ALTER TABLE <table> ALTER COLUMN <column> SET STATISTICS <number>

where number is between 10 and 1000 and I think the default is 100. Then
re-analyze the table and see if the query plan shows better estimates. I
think 9.2 also supports "index only scans" which eliminate the need to load
the matched records in certain circumstances. However, all of the columns
used by the query would need to be in the index, and you are using an awful
lot of columns between the select clause and the table joins.
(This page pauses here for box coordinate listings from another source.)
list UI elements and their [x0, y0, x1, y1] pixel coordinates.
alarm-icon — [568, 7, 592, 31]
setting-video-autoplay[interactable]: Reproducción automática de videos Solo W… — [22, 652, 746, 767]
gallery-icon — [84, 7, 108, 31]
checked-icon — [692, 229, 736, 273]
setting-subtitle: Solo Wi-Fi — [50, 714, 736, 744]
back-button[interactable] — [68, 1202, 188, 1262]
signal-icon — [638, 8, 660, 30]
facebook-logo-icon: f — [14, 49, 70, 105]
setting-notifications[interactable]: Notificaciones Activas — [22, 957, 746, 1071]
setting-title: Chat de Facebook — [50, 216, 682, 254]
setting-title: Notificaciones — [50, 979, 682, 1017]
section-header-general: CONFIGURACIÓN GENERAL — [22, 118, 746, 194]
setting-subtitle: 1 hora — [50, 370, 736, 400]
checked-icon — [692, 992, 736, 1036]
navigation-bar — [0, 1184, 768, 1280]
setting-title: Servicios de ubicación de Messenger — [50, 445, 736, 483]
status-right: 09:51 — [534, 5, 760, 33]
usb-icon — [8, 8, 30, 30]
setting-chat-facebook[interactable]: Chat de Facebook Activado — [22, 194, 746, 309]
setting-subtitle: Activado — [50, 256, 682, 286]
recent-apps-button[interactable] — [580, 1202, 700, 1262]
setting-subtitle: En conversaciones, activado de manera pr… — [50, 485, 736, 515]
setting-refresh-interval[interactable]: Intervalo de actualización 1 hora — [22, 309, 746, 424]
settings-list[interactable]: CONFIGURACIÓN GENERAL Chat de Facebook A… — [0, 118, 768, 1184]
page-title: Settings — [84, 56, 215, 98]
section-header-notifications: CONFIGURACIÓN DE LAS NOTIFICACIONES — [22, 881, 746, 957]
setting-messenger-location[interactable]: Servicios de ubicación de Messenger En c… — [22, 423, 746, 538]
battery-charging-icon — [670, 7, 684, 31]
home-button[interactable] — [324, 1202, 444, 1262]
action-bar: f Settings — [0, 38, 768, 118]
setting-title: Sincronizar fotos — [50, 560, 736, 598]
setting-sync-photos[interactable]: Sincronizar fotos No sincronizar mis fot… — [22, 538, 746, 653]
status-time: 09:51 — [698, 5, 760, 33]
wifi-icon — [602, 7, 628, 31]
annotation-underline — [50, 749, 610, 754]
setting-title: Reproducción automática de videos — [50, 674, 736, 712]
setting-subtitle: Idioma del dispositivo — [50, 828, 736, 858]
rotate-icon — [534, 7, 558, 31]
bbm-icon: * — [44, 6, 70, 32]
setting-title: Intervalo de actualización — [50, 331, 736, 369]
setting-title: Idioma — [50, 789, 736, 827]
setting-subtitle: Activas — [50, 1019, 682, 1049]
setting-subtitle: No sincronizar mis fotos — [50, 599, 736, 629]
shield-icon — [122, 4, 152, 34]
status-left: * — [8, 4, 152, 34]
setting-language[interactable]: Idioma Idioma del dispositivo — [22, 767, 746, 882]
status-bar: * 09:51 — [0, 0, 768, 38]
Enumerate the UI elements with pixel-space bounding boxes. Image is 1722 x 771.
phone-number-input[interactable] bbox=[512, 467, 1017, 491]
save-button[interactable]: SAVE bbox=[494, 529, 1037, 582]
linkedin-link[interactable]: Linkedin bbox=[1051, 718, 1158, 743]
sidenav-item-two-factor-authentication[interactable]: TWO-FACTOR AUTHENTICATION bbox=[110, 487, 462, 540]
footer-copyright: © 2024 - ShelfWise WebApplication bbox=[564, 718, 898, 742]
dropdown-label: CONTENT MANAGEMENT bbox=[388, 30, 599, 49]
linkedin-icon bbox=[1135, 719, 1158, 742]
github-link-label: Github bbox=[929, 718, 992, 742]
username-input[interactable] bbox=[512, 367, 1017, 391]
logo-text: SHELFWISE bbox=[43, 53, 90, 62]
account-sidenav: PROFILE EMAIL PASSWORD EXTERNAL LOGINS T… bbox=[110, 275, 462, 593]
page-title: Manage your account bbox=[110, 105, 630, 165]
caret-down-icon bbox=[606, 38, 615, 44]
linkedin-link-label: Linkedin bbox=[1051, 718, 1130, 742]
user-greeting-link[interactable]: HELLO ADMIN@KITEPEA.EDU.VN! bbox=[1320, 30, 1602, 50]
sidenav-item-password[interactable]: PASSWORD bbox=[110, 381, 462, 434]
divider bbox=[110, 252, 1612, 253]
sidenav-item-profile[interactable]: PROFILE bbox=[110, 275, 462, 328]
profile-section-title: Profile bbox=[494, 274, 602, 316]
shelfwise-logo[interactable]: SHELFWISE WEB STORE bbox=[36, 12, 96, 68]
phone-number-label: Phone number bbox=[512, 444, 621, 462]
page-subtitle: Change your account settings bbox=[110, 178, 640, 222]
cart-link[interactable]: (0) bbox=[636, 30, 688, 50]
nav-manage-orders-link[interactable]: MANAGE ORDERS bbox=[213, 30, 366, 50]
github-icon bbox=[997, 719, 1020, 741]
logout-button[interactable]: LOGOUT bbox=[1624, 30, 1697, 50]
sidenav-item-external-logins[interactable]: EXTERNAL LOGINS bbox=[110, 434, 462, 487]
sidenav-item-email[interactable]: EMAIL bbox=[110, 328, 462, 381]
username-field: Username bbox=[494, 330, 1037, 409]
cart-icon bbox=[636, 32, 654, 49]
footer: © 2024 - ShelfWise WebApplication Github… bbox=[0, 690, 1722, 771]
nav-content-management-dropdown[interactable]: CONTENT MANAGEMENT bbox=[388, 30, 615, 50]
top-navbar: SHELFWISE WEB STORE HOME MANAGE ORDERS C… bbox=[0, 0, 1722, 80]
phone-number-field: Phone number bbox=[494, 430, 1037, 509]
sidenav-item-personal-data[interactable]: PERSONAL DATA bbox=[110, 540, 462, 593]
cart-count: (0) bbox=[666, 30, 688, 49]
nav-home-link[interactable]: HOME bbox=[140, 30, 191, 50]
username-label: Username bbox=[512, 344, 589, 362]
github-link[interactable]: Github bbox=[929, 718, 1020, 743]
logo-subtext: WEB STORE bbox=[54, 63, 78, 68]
Are you lacking indexes on the columns used for joins that would allow more
selective index scans on those columns which could then just filter by
timestamp? I'm not much of an expert on the query planner, so I'm not sure
what exactly will cause that behaviour, but I'd think that good statistics
and useful indexes should allow the rest of the where clause to be more
selective of the rows from audittrailclinical unless
patientaccount.defaultaccount
= 'Y' and patient.dnsortpersonnumber = '347450' are similarly
non-selective, though patient.dnsortpersonnumber would seem like it is
probably the strong filter, so make sure you've got indexes and accurate
stats on all of the foreign keys that connect patient table and
audittrailclinical table. It'd be useful to see the rest of the explain
analyze output so we could see how it is handling the joins and why. Note
that because you have multiple composite foreign keys joining tables in
your query, you almost certainly won't those composite keys in a single
index. If you have indexes on those columns but they are single-column
indexes, that may be what is causing the planner to try to filter the atc
table on the timestamp rather than via the joins. I'm sure someone more
knowledgable than I will be along eventually to correct any misinformation
I may have passed along. Without knowing anything about your schema or the
rest of the explain analyze output, I'm mostly just guessing. There is an
entire page devoted to formulating useful mailing list questions,
incidentally. Yours really isn't. Or if the atc table definition is
complete, you are definitely missing potentially useful indexes, since you
are joining to that table via encountersid and you don't show an index on
that column - yet that is the column that eventually joins out to the
patient and patientaccount tables, which have the stronger filters on them.

Incidentally, why the join to the entity table via entitysid? No columns
from that table appear to be used anywhere else in the query.